Far as we are from the dank jungles that gave birth to it, the Ebola virus may have struck us as too foreign and too far away to concern us. And while it killed small numbers of villagers in West Africa, it was only missionaries and workers of humanitarian agencies who had any idea of what was happening. As with the AIDS epidemic in the 1980s, the world took notice only when the new disease jumped from Africa to high-risk groups across the planet before threatening the general population.

The truth is that US President Barack Obama did announce emergency assistance for West Africa (dispatching 3,000 troops to help) long before cases of the hemorrhaging fever were reported in the United States and Europe. But the reporting on the issue was still subdued.

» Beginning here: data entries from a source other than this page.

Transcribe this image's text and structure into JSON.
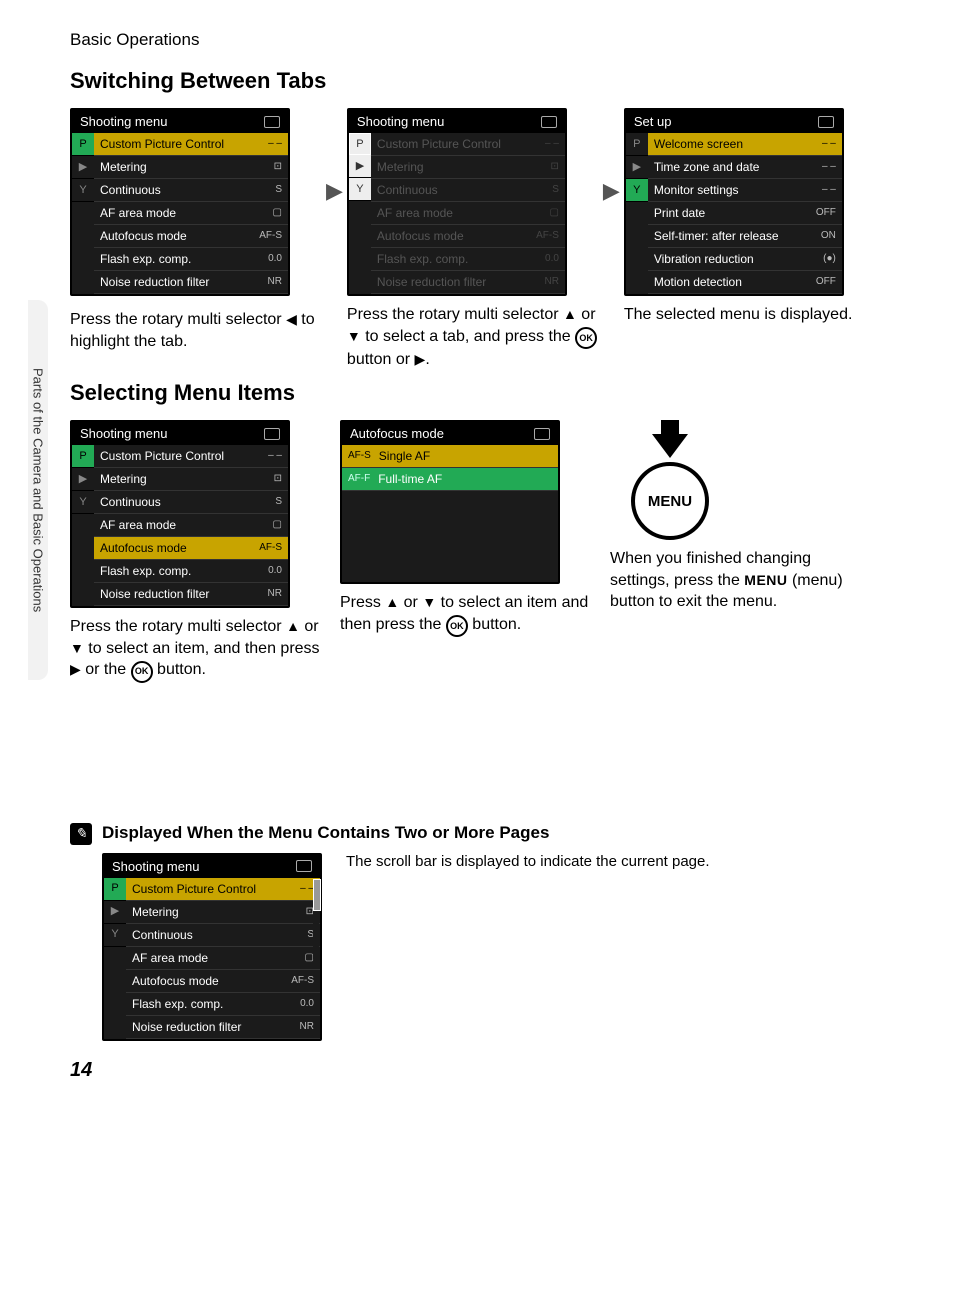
{
  "page": {
    "breadcrumb": "Basic Operations",
    "side_tab": "Parts of the Camera and Basic Operations",
    "page_number": "14"
  },
  "section1": {
    "title": "Switching Between Tabs",
    "screen1": {
      "title": "Shooting menu",
      "items": [
        {
          "label": "Custom Picture Control",
          "val": "– –",
          "hl": true
        },
        {
          "label": "Metering",
          "val": "⊡"
        },
        {
          "label": "Continuous",
          "val": "S"
        },
        {
          "label": "AF area mode",
          "val": "▢"
        },
        {
          "label": "Autofocus mode",
          "val": "AF-S"
        },
        {
          "label": "Flash exp. comp.",
          "val": "0.0"
        },
        {
          "label": "Noise reduction filter",
          "val": "NR"
        }
      ]
    },
    "screen2": {
      "title": "Shooting menu",
      "items": [
        {
          "label": "Custom Picture Control",
          "val": "– –"
        },
        {
          "label": "Metering",
          "val": "⊡"
        },
        {
          "label": "Continuous",
          "val": "S"
        },
        {
          "label": "AF area mode",
          "val": "▢"
        },
        {
          "label": "Autofocus mode",
          "val": "AF-S"
        },
        {
          "label": "Flash exp. comp.",
          "val": "0.0"
        },
        {
          "label": "Noise reduction filter",
          "val": "NR"
        }
      ]
    },
    "screen3": {
      "title": "Set up",
      "items": [
        {
          "label": "Welcome screen",
          "val": "– –",
          "hl": true
        },
        {
          "label": "Time zone and date",
          "val": "– –"
        },
        {
          "label": "Monitor settings",
          "val": "– –"
        },
        {
          "label": "Print date",
          "val": "OFF"
        },
        {
          "label": "Self-timer: after release",
          "val": "ON"
        },
        {
          "label": "Vibration reduction",
          "val": "(●)"
        },
        {
          "label": "Motion detection",
          "val": "OFF"
        }
      ]
    },
    "caption1_a": "Press the rotary multi selector ",
    "caption1_b": " to highlight the tab.",
    "caption2_a": "Press the rotary multi selector ",
    "caption2_b": " or ",
    "caption2_c": " to select a tab, and press the ",
    "caption2_d": " button or ",
    "caption2_e": ".",
    "caption3": "The selected menu is displayed."
  },
  "section2": {
    "title": "Selecting Menu Items",
    "screen1": {
      "title": "Shooting menu",
      "items": [
        {
          "label": "Custom Picture Control",
          "val": "– –"
        },
        {
          "label": "Metering",
          "val": "⊡"
        },
        {
          "label": "Continuous",
          "val": "S"
        },
        {
          "label": "AF area mode",
          "val": "▢"
        },
        {
          "label": "Autofocus mode",
          "val": "AF-S",
          "hl": true
        },
        {
          "label": "Flash exp. comp.",
          "val": "0.0"
        },
        {
          "label": "Noise reduction filter",
          "val": "NR"
        }
      ]
    },
    "screen2": {
      "title": "Autofocus mode",
      "items": [
        {
          "prefix": "AF-S",
          "label": "Single AF",
          "hl": true
        },
        {
          "prefix": "AF-F",
          "label": "Full-time AF"
        }
      ]
    },
    "menu_label": "MENU",
    "caption1_a": "Press the rotary multi selector ",
    "caption1_b": " or ",
    "caption1_c": " to select an item, and then press ",
    "caption1_d": " or the ",
    "caption1_e": " button.",
    "caption2_a": "Press ",
    "caption2_b": " or ",
    "caption2_c": " to select an item and then press the ",
    "caption2_d": " button.",
    "caption3_a": "When you finished changing settings, press the ",
    "caption3_b": " (menu) button to exit the menu."
  },
  "note": {
    "title": "Displayed When the Menu Contains Two or More Pages",
    "text": "The scroll bar is displayed to indicate the current page.",
    "screen": {
      "title": "Shooting menu",
      "items": [
        {
          "label": "Custom Picture Control",
          "val": "– –",
          "hl": true
        },
        {
          "label": "Metering",
          "val": "⊡"
        },
        {
          "label": "Continuous",
          "val": "S"
        },
        {
          "label": "AF area mode",
          "val": "▢"
        },
        {
          "label": "Autofocus mode",
          "val": "AF-S"
        },
        {
          "label": "Flash exp. comp.",
          "val": "0.0"
        },
        {
          "label": "Noise reduction filter",
          "val": "NR"
        }
      ]
    }
  },
  "glyphs": {
    "left": "◀",
    "up": "▲",
    "down": "▼",
    "right": "▶",
    "ok": "OK",
    "menu": "MENU"
  }
}
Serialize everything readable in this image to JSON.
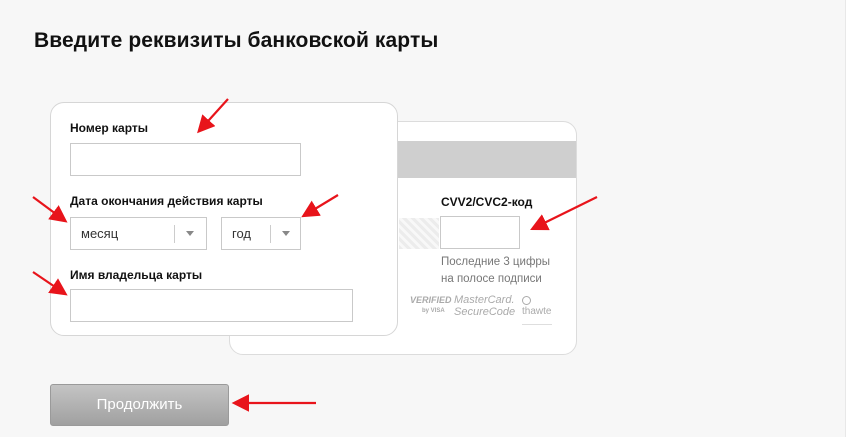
{
  "page": {
    "title": "Введите реквизиты банковской карты"
  },
  "front_card": {
    "card_number": {
      "label": "Номер карты",
      "value": "",
      "placeholder": ""
    },
    "expiry": {
      "label": "Дата окончания действия карты",
      "month": {
        "value": "месяц"
      },
      "year": {
        "value": "год"
      }
    },
    "holder": {
      "label": "Имя владельца карты",
      "value": "",
      "placeholder": ""
    }
  },
  "back_card": {
    "cvv": {
      "label": "CVV2/CVC2-код",
      "value": "",
      "placeholder": ""
    },
    "hint_line1": "Последние 3 цифры",
    "hint_line2": "на полосе подписи",
    "logos": {
      "verified": "VERIFIED",
      "verified_sub": "by VISA",
      "mastercard_line1": "MasterCard.",
      "mastercard_line2": "SecureCode",
      "thawte": "thawte"
    }
  },
  "actions": {
    "continue_label": "Продолжить"
  },
  "colors": {
    "arrow": "#e8141b",
    "button_top": "#c4c4c4",
    "button_bottom": "#a0a0a0",
    "page_bg": "#f7f7f7"
  }
}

On Wednesday, however, a man who had been afflicted in Liberia died in Texas, while yesterday a Spanish nurse was fighting for her life, having caught Ebola while treating a missionary who had returned to Spain, fatally infected with the disease. Two American doctors who fell ill while in Africa were treated successfully with experimental drugs but the Texas and Spanish cases show how dangerous the virus is, even with the best treatment. The World Health Organization puts the mortality rate at 50 percent. (Last night, reports of a British citizen dying of Ebola in Skopje were not confirmed.)

Sometimes our age seems to encompass all historical eras – from the Nobel Prize awarded on Wednesday to scientists who devised a way to study living cells under a microscope to jihadis decapitating hostages. Suddenly, a new plague brings home the understanding that however different our civilizations may be, however far we live from each other, we share a common fate and common dangers. Athens in the Golden Age of Pericles and Constantinople in Justinian’s time suffered just two recorded cases of major plagues. In Europe, the Black Death killed more than 30 percent of the continent’s population between 1347 and 1750.

If the Ebola virus is not contained quickly, it may become even more dangerous than AIDS. With Ebola there is no protection – such as condoms or abstinence from sex. People are social animals, and cannot be isolated from each other. Ebola, which is transmitted through touch, becomes a mortal danger. For this reason, Liberia has had to postpone elections that were scheduled for next week. The virus infects us by exploiting civilization – our political and cultural dimension. Perhaps its greatest weakness is that it is so virulent that it undermines its own expansion, knocking down people so quickly that it limits further contagion.

To avert a pandemic, we need quick and decisive measures at every level, from villages to international organizations. Now we shall see if humanity can deal with a microscopic organism in our time with greater success than in the past.